Construction job flows to pick up in 2nd half but shrink for full year: HLIB Research

10 Jul 2017 / 10:40 H.

    PETALING JAYA: Construction job flows is expected to pick up in the second half of 2017 (2H), but a downward normalisation in jobs is also projected in 2017 to RM25 billion, from an all-time high base of RM56 billion in 2016, according to HLIB Research.
    “We expect the flow of contract awards to pick up in 2H, aided by the rollout of LRT3 (RM9 billion). Channel checks with contractors reveal that several tenders have been called and are undergoing evaluation,” the research house said in a report.
    It added that normalisation is setting in and given the significantly higher base for 2016 at RM56 billion, it expects a downward normalisation in 2017 to RM25 billion.
    “With 1H numbers forming 43% of our full-year target and expectations of a stronger 2H, we reckon this target is on track.

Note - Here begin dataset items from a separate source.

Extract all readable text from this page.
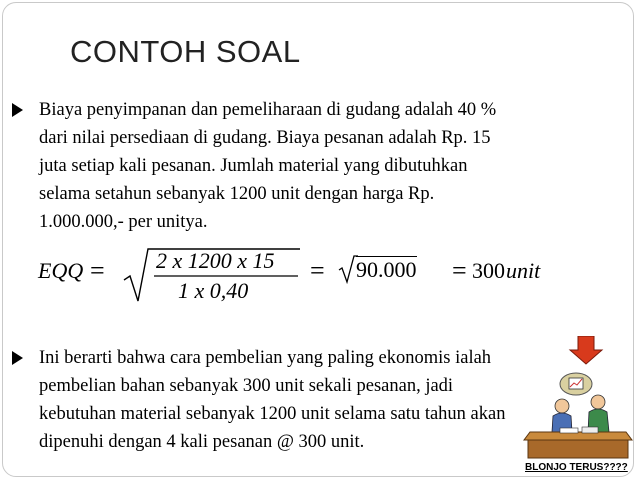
CONTOH SOAL
Biaya penyimpanan dan pemeliharaan di gudang adalah 40 %
dari nilai persediaan di gudang. Biaya pesanan adalah Rp. 15
juta setiap kali pesanan. Jumlah material yang dibutuhkan
selama setahun sebanyak 1200 unit dengan harga Rp.
1.000.000,- per unitya.
EQQ = 2 x 1200 x 15
1 x 0,40
= 90.000 = 300 unit
Ini berarti bahwa cara pembelian yang paling ekonomis ialah
pembelian bahan sebanyak 300 unit sekali pesanan, jadi
kebutuhan material sebanyak 1200 unit selama satu tahun akan
dipenuhi dengan 4 kali pesanan @ 300 unit.
BLONJO TERUS????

Despite the downward normalisation expected in 2017, this remains at the higher end of the historical range from 2009-2015 of RM10 billion-RM28 billion,” said HLIB.
    However, it reckoned that job flows could pick up strongly next year fuelled by the impending rollout of mega rail projects such as the East Coast Rail Line (RM55 billion), High Speed Rail (RM60 billion) and MRT3 (RM50 billion).
    Domestic contract awards to listed contractors in Q2’17 amounted to RM4.1 billion, a 49% drop year-on-year. Sizeable job wins were lacking during the quarter with only one contract exceeding RM500 million (Bintulu Port supply base wharf). In comparison, contract awards in Q1’17 (RM6.6 billion) and Q4’16 (RM6.8 billion) were boosted by several MRT2 viaduct packages.
    On a cumulative basis, 1H17 domestic contract awards totalled RM10.7 billion, declining 72% year-on-year. The steep fall was attributed to an exceptionally high base last year due to the award of the MRT2 underground works (RM15.5 billion), DUKE3 (RM3.7 billion) and Sarawak Pan Borneo Highway packages (RM3.2 billion).
    Foreign contract flows in Q2’17 stood at RM631 million, a 20% decline year-on-year, bringing the 1H sum to RM1.1 billion (+3% y-o-y).
    It said risks to the industry include soft domestic property market, leading to slower private sector contracts, but maintained its overweight call on construction.
    “We expect a strong revival in job flows next year, driven by the several mega rail projects. The significance of these mega rail projects to the construction sector should not be underestimated. To illustrate, job wins hit a high of RM28 billion in 2012 and RM56 billion in 2016 when the MRT1 and MRT2 were rolled out,” said HLIB.
    Gamuda Bhd is the research house’s top large cap construction pick as it is set to see earnings hit multi-year highs in FY18 and FY19.
    For small caps, it likes George Kent (M) Bhd and Pesona Metro Holdings Bhd as they both offer superior earnings growth and strong return on equities.